I think this is why he wants me to be a boy to these folks. There’s still this bullshit about males being better. Some of the folks who work here come from cultures where that’s pretty well ingrained. My dad didn’t say this is why. I’m kind of reading into it.

But why the fuck else would he object to me living like I want to?

I can’t understand it.

But I can work around him, by doing this superhero thing.

I don’t tell Cassie either. I know - or I think I know - or I’m afraid I know - what would happen there.

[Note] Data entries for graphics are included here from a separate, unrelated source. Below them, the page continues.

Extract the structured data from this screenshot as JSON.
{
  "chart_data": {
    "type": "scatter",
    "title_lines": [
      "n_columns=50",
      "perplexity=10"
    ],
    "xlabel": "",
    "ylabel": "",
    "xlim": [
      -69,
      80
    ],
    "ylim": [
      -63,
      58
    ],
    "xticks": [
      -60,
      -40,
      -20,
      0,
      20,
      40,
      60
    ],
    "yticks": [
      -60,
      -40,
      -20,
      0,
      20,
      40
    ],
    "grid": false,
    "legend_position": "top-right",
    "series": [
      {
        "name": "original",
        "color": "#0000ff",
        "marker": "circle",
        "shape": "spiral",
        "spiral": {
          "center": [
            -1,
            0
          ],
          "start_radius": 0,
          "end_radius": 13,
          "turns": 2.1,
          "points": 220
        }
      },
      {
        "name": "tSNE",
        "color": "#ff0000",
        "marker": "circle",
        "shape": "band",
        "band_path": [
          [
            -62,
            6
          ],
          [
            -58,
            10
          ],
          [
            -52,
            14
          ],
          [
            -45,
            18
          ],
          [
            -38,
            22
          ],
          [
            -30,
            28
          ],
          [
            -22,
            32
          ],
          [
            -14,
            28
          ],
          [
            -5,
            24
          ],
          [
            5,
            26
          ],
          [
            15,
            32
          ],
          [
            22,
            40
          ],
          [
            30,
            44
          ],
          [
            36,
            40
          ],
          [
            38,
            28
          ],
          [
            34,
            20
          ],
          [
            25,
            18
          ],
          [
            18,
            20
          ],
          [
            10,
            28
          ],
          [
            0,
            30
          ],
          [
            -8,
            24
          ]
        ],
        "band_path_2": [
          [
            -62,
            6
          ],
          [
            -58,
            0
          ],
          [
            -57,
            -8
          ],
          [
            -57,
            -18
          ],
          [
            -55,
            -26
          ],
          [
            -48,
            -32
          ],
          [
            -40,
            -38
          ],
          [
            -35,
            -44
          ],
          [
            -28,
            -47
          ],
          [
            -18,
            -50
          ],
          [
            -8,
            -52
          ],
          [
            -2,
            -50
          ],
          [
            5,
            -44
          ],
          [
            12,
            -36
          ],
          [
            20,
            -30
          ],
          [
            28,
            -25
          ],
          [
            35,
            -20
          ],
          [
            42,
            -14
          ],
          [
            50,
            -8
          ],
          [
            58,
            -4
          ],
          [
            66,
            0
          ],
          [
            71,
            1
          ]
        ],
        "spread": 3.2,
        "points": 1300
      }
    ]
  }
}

She’d ask me to do activist stuff as a superhero. She’d want me to do my thing in the service of the issues she’s so passionate about. And I’m afraid that if I didn’t, or didn’t do it as zealously as she wanted, she’d get angry. And I’m afraid I’d eventually lose her as a friend if I couldn’t keep up with her expectations.

I’ve heard how she talks about other heroes. I know she can get pretty intense.

I wish everyone would just be okay with me being who I want to be. I wish I could just tie all these worlds together and everyone would be chill. And I wish I didn’t feel like I had to compromise.

For me, being a hero isn’t putting on a mask. It’s taking one off. And honestly, it’s the best feeling I’ve ever felt. Now the challenge is pushing that joy into the rest of my life.